In Cubadebate, the information about Castillo’s case is even more like shorthand. So much so that some readers even ask for explanations about what happened. “And could he finally legally do what he did? Because by right he talks about a ’dissolved’ Congress, while Telesur talks about Congress without an adjective. The truth is I don’t understand anything,” a user asks. Another comes in, with little detail, to shed light on the matter: “He shouldn’t have done it. He committed the crime of sedition. Namely, he can be put in prison for 5 to 10 years.”

The division is perceived between those who believe that the Peruvian Congress has aligned itself with the “imperialist powers” to make life impossible for Castillo and those who, even so, reproach his performance this Wednesday. “Something is true: even if they don’t let you govern, you can’t take the law into your own hands,” says a reader.

To learn more, the readers of the official press will have to wait for the Cuban authorities to clarify their position.

Castillo is not Kirchner. Although the Cuban authorities never hid their preference for the leftist schoolteacher over his opponent, the right-wing Keiko Fujimori, Castillo did not show the gratitude that the Havana regime usually demands of its allies. In January of this year, the former president gave an interview to CNN where he talked about international politics and was insistently asked about his relations with the governments of Cuba, Nicaragua and Venezuela. Uncomfortable, Castillo did not dare to go against them but was not in favor either.

“President, would you adopt the Cuban, Nicaraguan or Venezuelan model?” “Never,” he ended up responding. At the insistence of the interviewer on whether he considered Cuba a democracy, the Peruvian again showed doubt. “Cuba is a sister country,” he tried to escape before he ended up saying: “We will have to ask the Cubans. I would not like any other country or person to interfere in the lives of Peruvians.” He did the same when he spoke about Managua and Caracas.

His chancellor did not have the same delicacy and was clear when it came to condemning the elections in Nicaragua, whose development he said he had “followed with concern.” The Ministry of Foreign Affairs categorically said that the elections did not meet “the minimum criteria of free, fair and transparent elections established by the Inter-American Democratic Charter, damaging their credibility, democracy and the rule of law, and they deserve the rejection of the international community.”

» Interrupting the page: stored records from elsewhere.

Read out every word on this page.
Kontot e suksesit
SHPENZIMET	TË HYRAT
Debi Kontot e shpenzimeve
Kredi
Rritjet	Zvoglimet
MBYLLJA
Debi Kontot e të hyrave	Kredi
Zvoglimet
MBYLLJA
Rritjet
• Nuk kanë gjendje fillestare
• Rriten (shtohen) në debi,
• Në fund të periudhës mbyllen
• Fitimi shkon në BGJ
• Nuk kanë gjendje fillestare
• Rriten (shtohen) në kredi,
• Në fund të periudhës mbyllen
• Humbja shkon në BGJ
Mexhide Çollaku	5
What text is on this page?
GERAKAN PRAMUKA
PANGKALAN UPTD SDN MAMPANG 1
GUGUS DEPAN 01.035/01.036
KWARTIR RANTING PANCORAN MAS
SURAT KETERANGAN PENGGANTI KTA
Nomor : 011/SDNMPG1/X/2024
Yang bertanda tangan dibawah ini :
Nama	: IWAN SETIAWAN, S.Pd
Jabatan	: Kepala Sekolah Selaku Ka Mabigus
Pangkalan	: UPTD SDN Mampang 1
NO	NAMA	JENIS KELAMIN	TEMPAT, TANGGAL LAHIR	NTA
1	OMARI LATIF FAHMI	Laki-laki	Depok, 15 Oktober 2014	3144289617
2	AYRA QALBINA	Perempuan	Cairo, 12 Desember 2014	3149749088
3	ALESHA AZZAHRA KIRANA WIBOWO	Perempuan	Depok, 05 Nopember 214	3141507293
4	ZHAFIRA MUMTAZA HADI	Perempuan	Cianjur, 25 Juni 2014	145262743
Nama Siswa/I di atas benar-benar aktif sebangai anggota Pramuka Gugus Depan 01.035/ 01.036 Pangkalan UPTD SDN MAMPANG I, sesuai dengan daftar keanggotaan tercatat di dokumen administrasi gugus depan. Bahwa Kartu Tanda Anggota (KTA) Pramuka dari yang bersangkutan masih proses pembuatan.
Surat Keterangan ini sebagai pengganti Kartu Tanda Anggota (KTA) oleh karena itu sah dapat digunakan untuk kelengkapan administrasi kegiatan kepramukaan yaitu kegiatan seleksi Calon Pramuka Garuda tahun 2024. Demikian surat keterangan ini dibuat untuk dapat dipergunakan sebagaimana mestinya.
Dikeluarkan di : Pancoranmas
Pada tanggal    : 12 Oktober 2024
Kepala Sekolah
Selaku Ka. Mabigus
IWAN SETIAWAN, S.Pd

This hesitant attitude of the Peruvian did not go unnoticed by Venezeulan President Nicolas Maduro. He wanted Castillo fully in the group, along with Gustavo Petro and Gabriel Boric, who criticized the Bolivarian regime at the beginning of the year. “Every day there is a campaign against Venezuela. There has emerged a cowardly left that bases its discourse on attacking the successful, victorious Bolivarian model, on attacking the historical legacy, and on attacking me as president,” said Hugo Chávez’s successor.